As girls talked louder about things less interesting and less important at the table next to us, I found myself somewhat swept up in their conversation though, my brain shifting from Conway’s words, even though I struggled against it. Their words were like quicksand: the more I worked not to fall in, the deeper I sunk. His words blended with the “and then she was like’s.”

 

“I might go out tonight because I don’t have class until 12.”

“Certainly if you don’t have money and are accused of something, you’re put in a bad position. So I think that the system to me is relatively unfair. Not only are you going to be wrapped up in this system that has serious problems, but we’re not going to give you an education while you’re there. That goes against sort of my ideas of how you judge others and a sense of forgiveness.”

“I was thinking about going to the gym tomorrow morning … but I don’t want to have to shower before class.”

 

“I can understand the perspective of, ‘Oh, is it fair that they earn a college degree,’ but at the same time if you’re questioning fairness, there are a lot of steps along the way that aren’t fair.”

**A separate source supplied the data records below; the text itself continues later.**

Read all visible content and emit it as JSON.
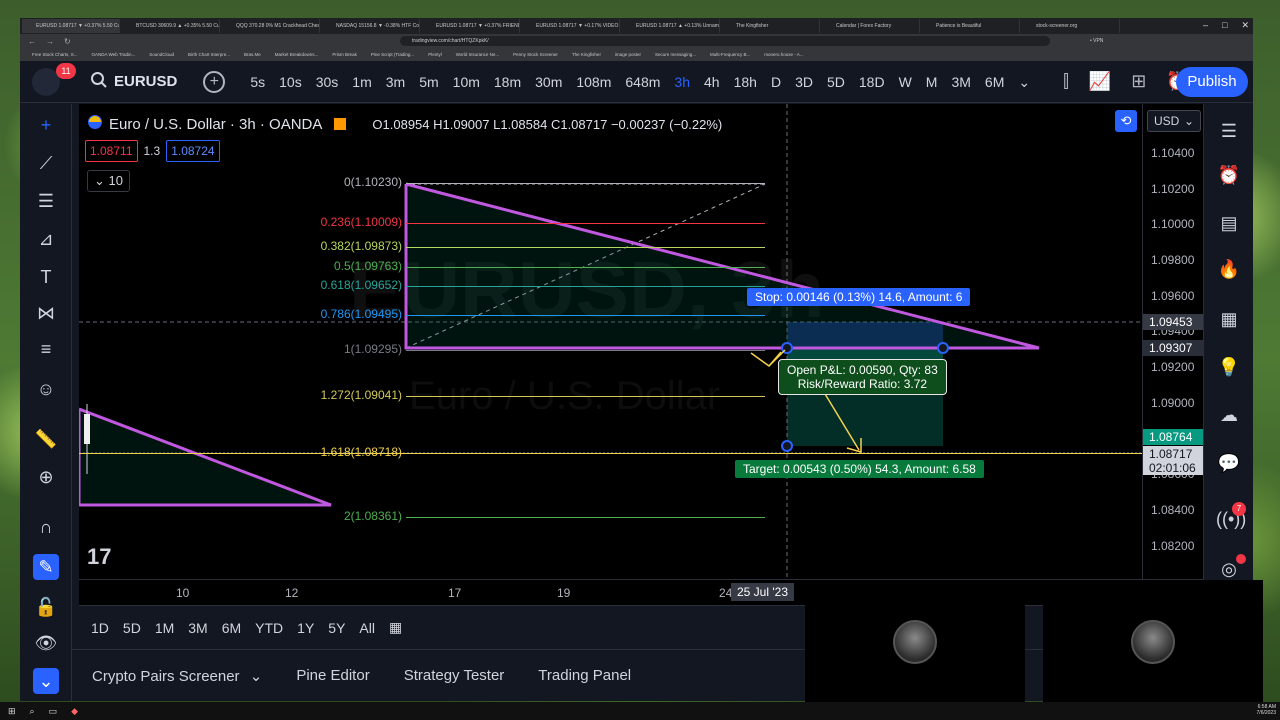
{
  "browser": {
    "tabs": [
      "EURUSD 1.08717 ▼ +0.37% 5.50 Cu...",
      "BTCUSD 30609.9 ▲ +0.35% 5.50 Cu...",
      "QQQ 370.28 0% M1 Crackhead Chess",
      "NASDAQ 15156.8 ▼ -0.38% HTF Cou...",
      "EURUSD 1.08717 ▼ +0.37% FRIENDS",
      "EURUSD 1.08717 ▼ +0.17% VIDEO PL...",
      "EURUSD 1.08717 ▲ +0.13% Unnamed",
      "The Kingfisher",
      "Calendar | Forex Factory",
      "Patience is Beautiful",
      "stock-screener.org"
    ],
    "url": "tradingview.com/chart/HTQZKpkK/",
    "bookmarks": [
      "Free Stock Charts, S...",
      "OANDA Web Tradin...",
      "SoundCloud",
      "Birth Chart Interpre...",
      "Bras.Me",
      "Market Breakdowns...",
      "Prism Break",
      "Pine Script (Trading...",
      "Plentyl",
      "World Insurance Ne...",
      "Penny Stock Screener",
      "The Kingfisher",
      "image poster",
      "Secure messaging...",
      "Multi-Frequency B...",
      "monero.house - A..."
    ],
    "vpn": "• VPN"
  },
  "topbar": {
    "notification_count": "11",
    "symbol": "EURUSD",
    "intervals": [
      "5s",
      "10s",
      "30s",
      "1m",
      "3m",
      "5m",
      "10m",
      "18m",
      "30m",
      "108m",
      "648m",
      "3h",
      "4h",
      "18h",
      "D",
      "3D",
      "5D",
      "18D",
      "W",
      "M",
      "3M",
      "6M"
    ],
    "active_interval": "3h",
    "publish_label": "Publish"
  },
  "legend": {
    "title": "Euro / U.S. Dollar · 3h · OANDA",
    "ohlc": "O1.08954 H1.09007 L1.08584 C1.08717 −0.00237 (−0.22%)",
    "bid": "1.08711",
    "spread": "1.3",
    "ask": "1.08724",
    "indicator_count": "10"
  },
  "watermark": {
    "symbol": "EURUSD, 3h",
    "name": "Euro / U.S. Dollar"
  },
  "fib_levels": [
    {
      "label": "0(1.10230)",
      "color": "#b2b5be"
    },
    {
      "label": "0.236(1.10009)",
      "color": "#f23645"
    },
    {
      "label": "0.382(1.09873)",
      "color": "#b6d860"
    },
    {
      "label": "0.5(1.09763)",
      "color": "#4caf50"
    },
    {
      "label": "0.618(1.09652)",
      "color": "#26a69a"
    },
    {
      "label": "0.786(1.09495)",
      "color": "#2196f3"
    },
    {
      "label": "1(1.09295)",
      "color": "#787b86"
    },
    {
      "label": "1.272(1.09041)",
      "color": "#d4c85a"
    },
    {
      "label": "1.618(1.08718)",
      "color": "#f3d24b"
    },
    {
      "label": "2(1.08361)",
      "color": "#4caf50"
    }
  ],
  "position": {
    "stop_label": "Stop: 0.00146 (0.13%) 14.6, Amount: 6",
    "pnl_line1": "Open P&L: 0.00590, Qty: 83",
    "pnl_line2": "Risk/Reward Ratio: 3.72",
    "target_label": "Target: 0.00543 (0.50%) 54.3, Amount: 6.58"
  },
  "price_axis": {
    "currency": "USD",
    "labels": [
      "1.10400",
      "1.10200",
      "1.10000",
      "1.09800",
      "1.09600",
      "1.09400",
      "1.09200",
      "1.09000",
      "1.08800",
      "1.08600",
      "1.08400",
      "1.08200"
    ],
    "crosshair_price": "1.09453",
    "entry_price": "1.09307",
    "target_price": "1.08764",
    "last_price": "1.08717",
    "countdown": "02:01:06"
  },
  "time_axis": {
    "labels": [
      "10",
      "12",
      "17",
      "19",
      "24"
    ],
    "crosshair_date": "25 Jul '23"
  },
  "ranges": [
    "1D",
    "5D",
    "1M",
    "3M",
    "6M",
    "YTD",
    "1Y",
    "5Y",
    "All"
  ],
  "bottom_tabs": [
    "Crypto Pairs Screener",
    "Pine Editor",
    "Strategy Tester",
    "Trading Panel"
  ],
  "right_badge": "7",
  "taskbar": {
    "time": "6:58 AM",
    "date": "7/6/2023"
  },
  "colors": {
    "accent": "#2962ff",
    "drawing": "#c058e0",
    "up": "#089981",
    "down": "#f23645"
  }
}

“My high school theater productions were so huge and I was in all of them.”

“To question it all of the sudden at this point seems a little crazy to me.”

Silence was engulfed by giggling and the crucial conversation in front of me drifted to the background. Only after did I realize how fitting it was that I ambled away from the matter at hand. My mind was mimicking American attitudes toward criminals which Conway was explaining. Ignore them, push them to the side, put them away. Hard conversations are way too easy to ignore. Conway thinks that prison shouldn’t be a strictly punitive experience, given both the flaws within the judicial system, and its effect on the criminal and on the victim.

 

“I’m not sure how much it does make victims really feel better. I mean if something terrible happens to you, I’m not sure how much redemption there is in seeing someone else suffer in the end of it. I suppose there’s some sort of gratification there but I’m not even sure its a good kind of gratification,” Conway said.  

When Conway got up and walked away, I couldn’t help thinking about his short story, and imagined him walking away from his robbers with the same determined passiveness. After a long day working to help the underdog, he looked up the cold, smooth barrel of a gun, his backpack ruffled through in pursuit of wealth he didn’t have—he only had white papers not green ones. The irony of a public defender being robbed on his way home from gathering material to help an alleged criminal is obvious, as is the glaring possibility that had those kids been caught, Conway’s agency might have been defending them.

The three men who had approached him left with pockets as empty as Conway’s, saying “That’s how it’s done. Easy.” The way Conway speaks about educating prisoners is simple and concise. For others who may hear about his work, including myself, a million questions swirl around in the mind—questions about the ethical conundrums surrounding the situation, the politics, the risk, the stories, the benefit—but it is for Conway, as it was for the guys who robbed him: “That’s how it’s done. Easy.”